80. The tabernanthalog salt of claim 76, wherein the salt is a crystalline polymorphic form of tabernanthalog hemifumarate having Pattern #14 (Form I).

81. The tabernanthalog salt of claim 72, wherein the salt is an acid addition salt.

82. The tabernanthalog salt of claim 72, wherein the salt is a sorbate.

83. The tabernanthalog salt of claim 72, wherein the salt is a tartrate salt.

84. The tabernanthalog salt of claim 72, wherein the salt is a malate salt.

85. The tabernanthalog salt of claim 72, wherein the salt is a tosylate salt.

86. The tabernanthalog salt of claim 72, wherein the salt is a benzoate salt.

87. The tabernanthalog salt of claim 72, wherein the salt is an adipate salt.

88. The tabernanthalog salt of claim 72, wherein the salt is a glucoronate salt.

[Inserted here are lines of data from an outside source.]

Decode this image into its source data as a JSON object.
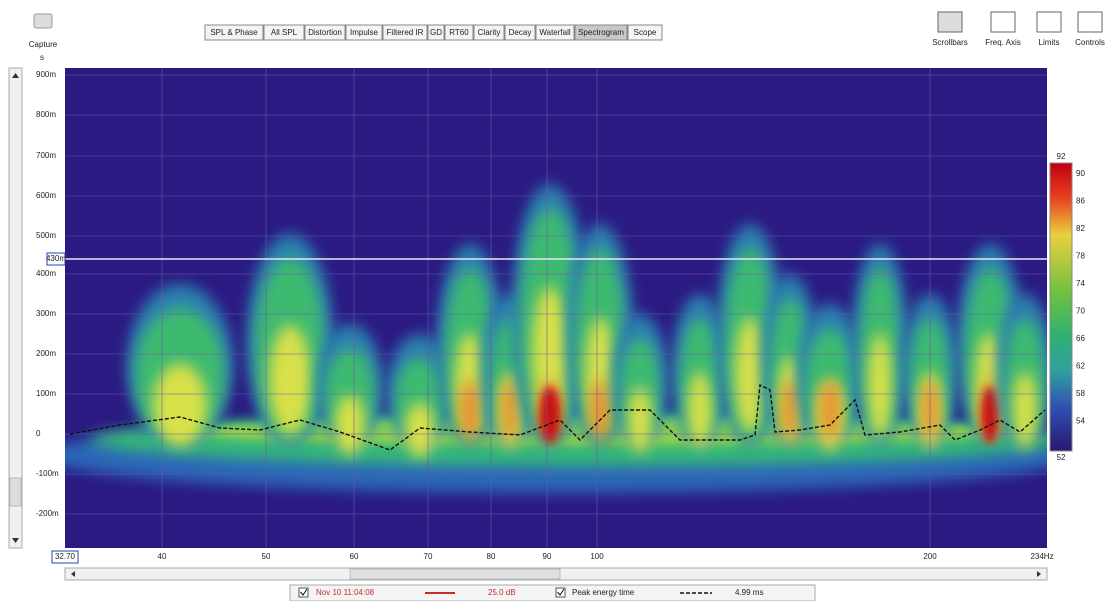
{
  "toolbar": {
    "capture": "Capture",
    "tabs": [
      "SPL & Phase",
      "All SPL",
      "Distortion",
      "Impulse",
      "Filtered IR",
      "GD",
      "RT60",
      "Clarity",
      "Decay",
      "Waterfall",
      "Spectrogram",
      "Scope"
    ],
    "right_buttons": [
      "Scrollbars",
      "Freq. Axis",
      "Limits",
      "Controls"
    ]
  },
  "plot": {
    "y_unit": "s",
    "y_labels": [
      "900m",
      "800m",
      "700m",
      "600m",
      "500m",
      "400m",
      "300m",
      "200m",
      "100m",
      "0",
      "-100m",
      "-200m"
    ],
    "cursor_label": "430m",
    "x_start": "32.70",
    "x_labels": [
      "40",
      "50",
      "60",
      "70",
      "80",
      "90",
      "100",
      "200"
    ],
    "x_end": "234Hz"
  },
  "colorbar": {
    "top": "92",
    "labels": [
      "90",
      "86",
      "82",
      "78",
      "74",
      "70",
      "66",
      "62",
      "58",
      "54"
    ],
    "bottom": "52"
  },
  "legend": {
    "trace_name": "Nov 10 11:04:08",
    "trace_value": "25.0 dB",
    "peak_name": "Peak energy time",
    "peak_value": "4.99 ms"
  }
}
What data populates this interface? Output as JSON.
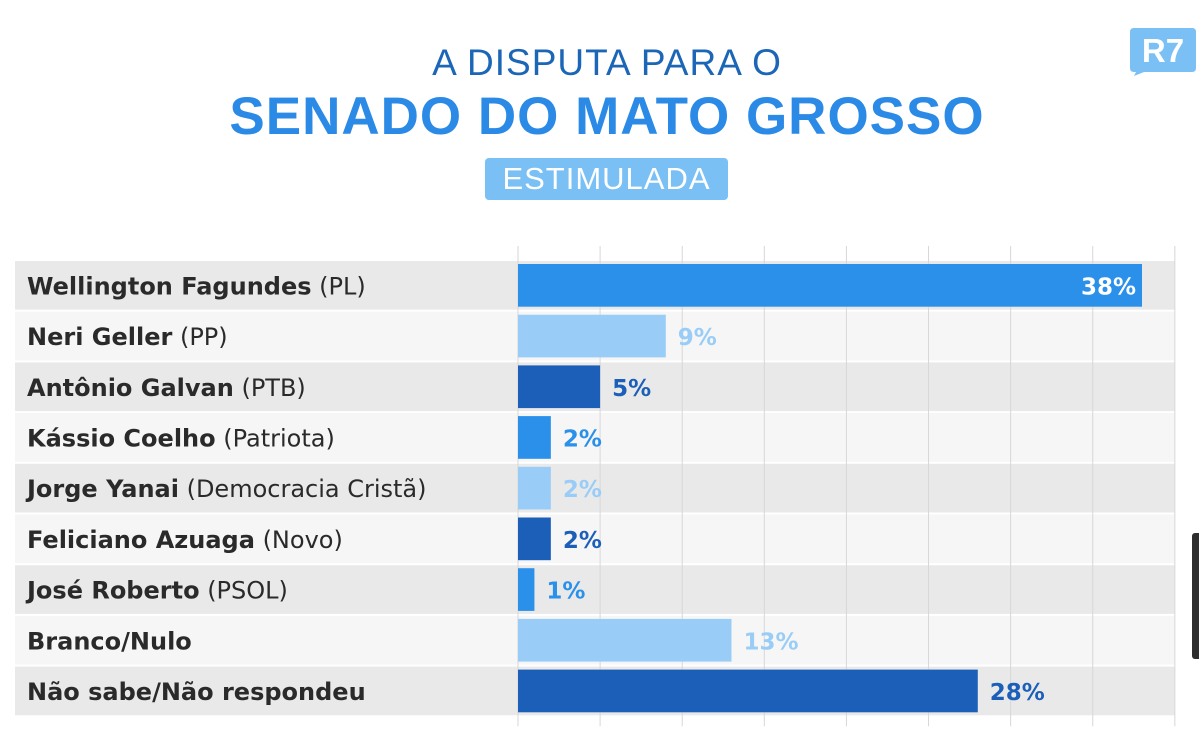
{
  "header": {
    "title_line1": "A DISPUTA PARA O",
    "title_line2": "SENADO DO MATO GROSSO",
    "subtitle": "ESTIMULADA"
  },
  "logo": {
    "text": "R7",
    "color": "#7ac0f5"
  },
  "colors": {
    "bright_blue": "#2a90ea",
    "light_blue": "#99cdf7",
    "dark_blue": "#1c5fb8",
    "row_shade": "#e9e9e9"
  },
  "chart_data": {
    "type": "bar",
    "orientation": "horizontal",
    "unit": "%",
    "xlim": [
      0,
      40
    ],
    "categories": [
      {
        "name": "Wellington Fagundes",
        "party": "(PL)"
      },
      {
        "name": "Neri Geller",
        "party": "(PP)"
      },
      {
        "name": "Antônio Galvan",
        "party": "(PTB)"
      },
      {
        "name": "Kássio Coelho",
        "party": "(Patriota)"
      },
      {
        "name": "Jorge Yanai",
        "party": "(Democracia Cristã)"
      },
      {
        "name": "Feliciano Azuaga",
        "party": "(Novo)"
      },
      {
        "name": "José Roberto",
        "party": "(PSOL)"
      },
      {
        "name": "Branco/Nulo",
        "party": ""
      },
      {
        "name": "Não sabe/Não respondeu",
        "party": ""
      }
    ],
    "values": [
      38,
      9,
      5,
      2,
      2,
      2,
      1,
      13,
      28
    ],
    "value_labels": [
      "38%",
      "9%",
      "5%",
      "2%",
      "2%",
      "2%",
      "1%",
      "13%",
      "28%"
    ],
    "bar_colors": [
      "#2a90ea",
      "#99cdf7",
      "#1c5fb8",
      "#2a90ea",
      "#99cdf7",
      "#1c5fb8",
      "#2a90ea",
      "#99cdf7",
      "#1c5fb8"
    ],
    "grid": true,
    "alternating_row_shading": true
  }
}
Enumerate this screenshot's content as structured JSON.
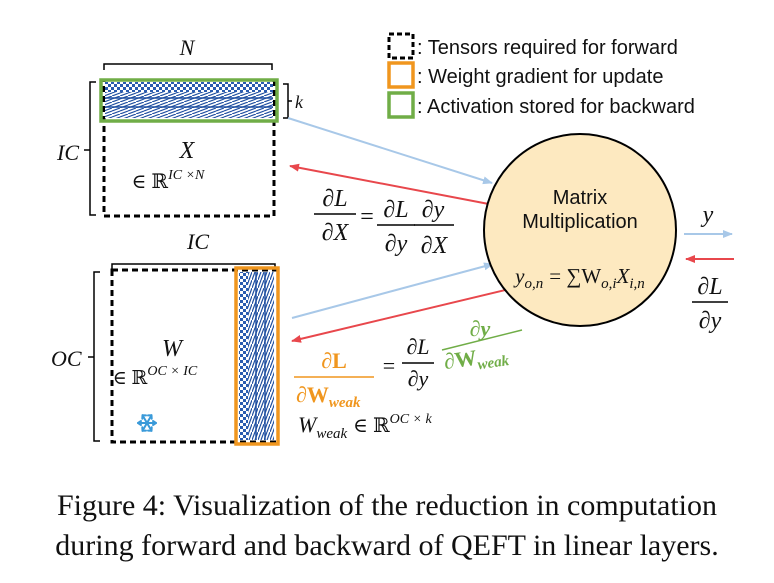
{
  "legend": {
    "forward": ": Tensors required for forward",
    "gradient": ": Weight gradient for update",
    "activation": ": Activation stored for backward"
  },
  "x_block": {
    "width_label": "N",
    "height_label": "IC",
    "slice_label": "k",
    "name": "X",
    "space_prefix": "∈ ℝ",
    "space_sup": "IC ×N"
  },
  "w_block": {
    "width_label": "IC",
    "height_label": "OC",
    "name": "W",
    "space_prefix": "∈ ℝ",
    "space_sup": "OC × IC",
    "frozen_icon": "snowflake-icon"
  },
  "w_weak": {
    "name": "W",
    "sub": "weak",
    "space_prefix": "∈ ℝ",
    "space_sup": "OC × k"
  },
  "matmul": {
    "title_line1": "Matrix",
    "title_line2": "Multiplication",
    "equation_lhs": "y",
    "equation_lhs_sub": "o,n",
    "equation_eq": "= ∑W",
    "equation_w_sub": "o,i",
    "equation_x": "X",
    "equation_x_sub": "i,n"
  },
  "output": {
    "y_label": "y",
    "grad_num": "∂L",
    "grad_den": "∂y"
  },
  "grad_x": {
    "lhs_num": "∂L",
    "lhs_den": "∂X",
    "eq": "=",
    "r1_num": "∂L",
    "r1_den": "∂y",
    "r2_num": "∂y",
    "r2_den": "∂X"
  },
  "grad_w": {
    "lhs_num": "∂L",
    "lhs_den": "∂W",
    "lhs_den_sub": "weak",
    "eq": "=",
    "r1_num": "∂L",
    "r1_den": "∂y",
    "r2_num": "∂y",
    "r2_den": "∂W",
    "r2_den_sub": "weak"
  },
  "colors": {
    "forward_arrow": "#a8c8e8",
    "backward_arrow": "#e8474c",
    "gradient_orange": "#f0961e",
    "activation_green": "#70ad47",
    "circle_fill": "#fde9c0",
    "hatch_blue": "#1f4fa0"
  },
  "caption": {
    "line1": "Figure 4: Visualization of the reduction in computation",
    "line2": "during forward and backward of QEFT in linear layers."
  }
}
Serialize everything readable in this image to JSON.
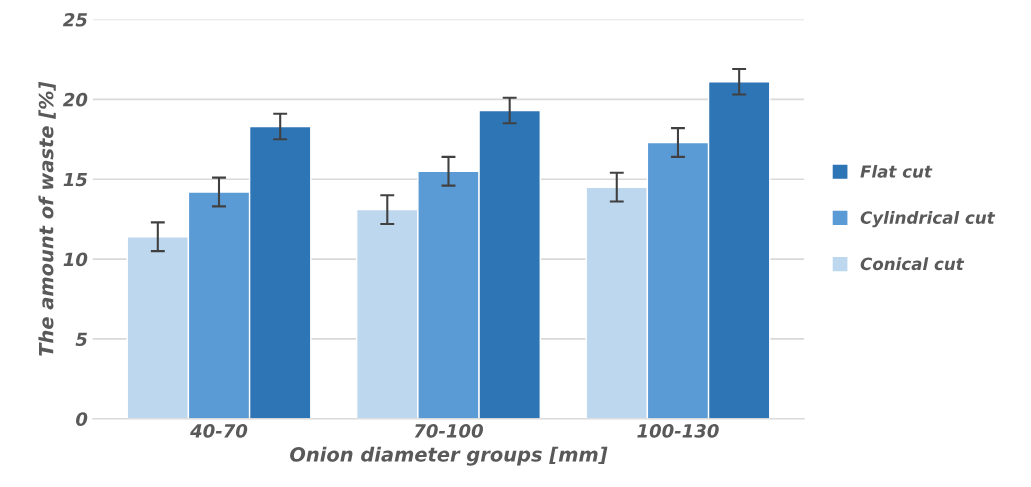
{
  "chart_data": {
    "type": "bar",
    "xlabel": "Onion diameter groups [mm]",
    "ylabel": "The amount of waste [%]",
    "categories": [
      "40-70",
      "70-100",
      "100-130"
    ],
    "series": [
      {
        "name": "Conical cut",
        "color": "#bdd7ee",
        "values": [
          11.4,
          13.1,
          14.5
        ],
        "errors": [
          0.9,
          0.9,
          0.9
        ]
      },
      {
        "name": "Cylindrical cut",
        "color": "#5b9bd5",
        "values": [
          14.2,
          15.5,
          17.3
        ],
        "errors": [
          0.9,
          0.9,
          0.9
        ]
      },
      {
        "name": "Flat cut",
        "color": "#2e75b6",
        "values": [
          18.3,
          19.3,
          21.1
        ],
        "errors": [
          0.8,
          0.8,
          0.8
        ]
      }
    ],
    "ylim": [
      0,
      25
    ],
    "yticks": [
      0,
      5,
      10,
      15,
      20,
      25
    ],
    "grid": "y",
    "legend": "right"
  }
}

89. The tabernanthalog salt of claim 72, wherein the salt is a phosphate salt.

90. The tabernanthalog salt of claim 72, wherein the salt is an edisylate salt.

91. The tabernanthalog salt of claim 72, wherein the salt is a sulfate salt.

92. The tabernanthalog salt of claim 72, wherein the salt is a maleate salt.

93. The tabernanthalog salt of claim 72, wherein the salt is a galactarate salt.

94. The tabernanthalog salt of claim 72, wherein the salt is a citrate salt.

95. The tabernanthalog salt of claim 72, wherein the salt is a glycolate salt.

96. The tabernanthalog salt of claim 72, wherein the salt is a succinate salt.

97. The solid form of claim 72, wherein the solid form is a free base form of tabernanthalog.

98. A pharmaceutical composition comprising the tabernanthalog salt or solid form of claim 72 and a pharmaceutically acceptable excipient.

99. A method for treating a disease or disorder in a subject in need thereof, comprising administering to the subject the tabernanthalog salt or solid form of claim 72.